Coming as it does on the heels of a season which saw much discussion about the long-term but scantily documented relationship between Thomas Jefferson and his slave, Sally Hemmings, the Showtime feature, based on trial transcripts and historical records, offers a far more realistic assessment of a liaison between a slave and her owner.
"What was this combination that made it possible for this white man to think it was OK to rape a slave, raise the child as his own, keep the mother in the house as a slave, keep the secret from the child and then, discovering that the mother had wonderful abilities and talents, use them to the extent that she was basically running the plantation for him?" asks star Sam Waterston, who plays the wealthy plantation owner, David Dickson.
Also one of the film's producers, Mr. Waterston says they felt it was critical to emphasize that although Amanda's mother stayed on the farm for some four decades, long past the end of slavery, the relationship began as a rape. He says that the plantation was at the height of its success when Julia Dickson worked it alongside the owner. Despite her help, there is no indication Dickson was able to come to terms with his abuse of power.
"It's one of those situations where this guy gets as far as his brain can carry him, given his prejudices, and then he just stops in bewilderment because the woman that he's talking to has a kind of moral certainty about her that he can't get around, but he can't digest.
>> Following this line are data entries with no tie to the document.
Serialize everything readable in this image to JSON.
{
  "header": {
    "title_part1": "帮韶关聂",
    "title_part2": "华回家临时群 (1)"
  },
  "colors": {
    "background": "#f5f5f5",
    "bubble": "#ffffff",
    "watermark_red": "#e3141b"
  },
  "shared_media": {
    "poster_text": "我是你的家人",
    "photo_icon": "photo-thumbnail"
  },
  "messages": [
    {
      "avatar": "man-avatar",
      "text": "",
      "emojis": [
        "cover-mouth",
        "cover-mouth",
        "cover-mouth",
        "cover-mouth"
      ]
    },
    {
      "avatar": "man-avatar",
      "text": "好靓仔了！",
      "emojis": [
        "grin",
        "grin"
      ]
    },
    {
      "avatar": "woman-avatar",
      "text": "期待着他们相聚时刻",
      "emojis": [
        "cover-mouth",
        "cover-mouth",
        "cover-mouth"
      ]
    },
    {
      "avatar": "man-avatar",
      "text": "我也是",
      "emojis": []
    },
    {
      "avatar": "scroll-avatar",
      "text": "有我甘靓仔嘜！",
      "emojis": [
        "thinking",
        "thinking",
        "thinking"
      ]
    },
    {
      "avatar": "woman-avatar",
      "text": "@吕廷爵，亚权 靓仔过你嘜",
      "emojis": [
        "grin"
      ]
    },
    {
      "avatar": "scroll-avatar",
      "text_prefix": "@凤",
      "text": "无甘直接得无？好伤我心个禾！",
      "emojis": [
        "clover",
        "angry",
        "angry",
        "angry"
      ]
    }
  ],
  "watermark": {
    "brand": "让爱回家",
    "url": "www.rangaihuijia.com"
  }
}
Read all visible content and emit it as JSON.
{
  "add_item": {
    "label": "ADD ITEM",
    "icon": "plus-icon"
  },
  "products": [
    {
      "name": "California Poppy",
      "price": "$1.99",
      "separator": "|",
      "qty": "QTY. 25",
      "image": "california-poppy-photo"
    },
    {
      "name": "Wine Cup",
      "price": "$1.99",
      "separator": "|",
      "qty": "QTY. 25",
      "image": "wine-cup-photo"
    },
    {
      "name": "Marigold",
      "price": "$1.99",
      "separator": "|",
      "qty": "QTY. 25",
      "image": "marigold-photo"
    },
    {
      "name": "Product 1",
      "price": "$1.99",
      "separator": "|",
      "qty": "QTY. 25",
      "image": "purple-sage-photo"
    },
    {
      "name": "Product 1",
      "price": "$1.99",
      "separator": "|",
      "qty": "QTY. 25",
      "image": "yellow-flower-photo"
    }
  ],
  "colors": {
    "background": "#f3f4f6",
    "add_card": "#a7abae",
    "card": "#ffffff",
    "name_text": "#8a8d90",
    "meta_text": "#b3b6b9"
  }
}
You know, the wrongness of himself is too much for him to compute."
Lisa Gay Hamilton, who portrays Julia Dickson, questions whether anyone can accept any other depiction of a relationship based on slavery. "I don't think that per the Sally Hemmings story and Thomas Jefferson, that anyone could even remotely believe that that's love," says Ms. Hamilton. "It was important to express the truth here, which is, 'you may be in love with me, [but] I certainly am not in love with you.' And I think it's unfortunate to tell stories that aren't truthful because what happens is it gets perpetuated over and over again, and we don't stop and really look at it."
The story is framed by the trial that ensues after the reading of Dickson's will. His younger brother contests the designation of Amanda as the largest heir and sets the stage for a battle between the pre- and post-Civil War Southern cultures, one holding onto white male privilege, the other attempting to open a door to a new, more diverse society.
"We were attracted to the subject and to the tantalizing prospect of trying to figure out how this worked out between all these people and how they made their way in life," says Waterston. Jennifer Beals, he adds, was a perfect choice to play Amanda.
"I completely identify with the state of otherness," says Ms. Beals, referring in part to her own racial identity. She relates a story of a stranger on a New York City street trying to identify her, not as a celebrity but as a person.
"I'm American," she told him, to which he replied, " ' No, that's not what I mean. What are you?' And I said, 'My father was African-American, my mother Irish.' " This racial history, she says, satisfied him.
"We haven't come that far in terms of how we view each other and how obsessed with race we are and how we let it get in the way of the people that we choose to love," says Beals. "I hope that the film will make it very clear that love cannot be coded by color."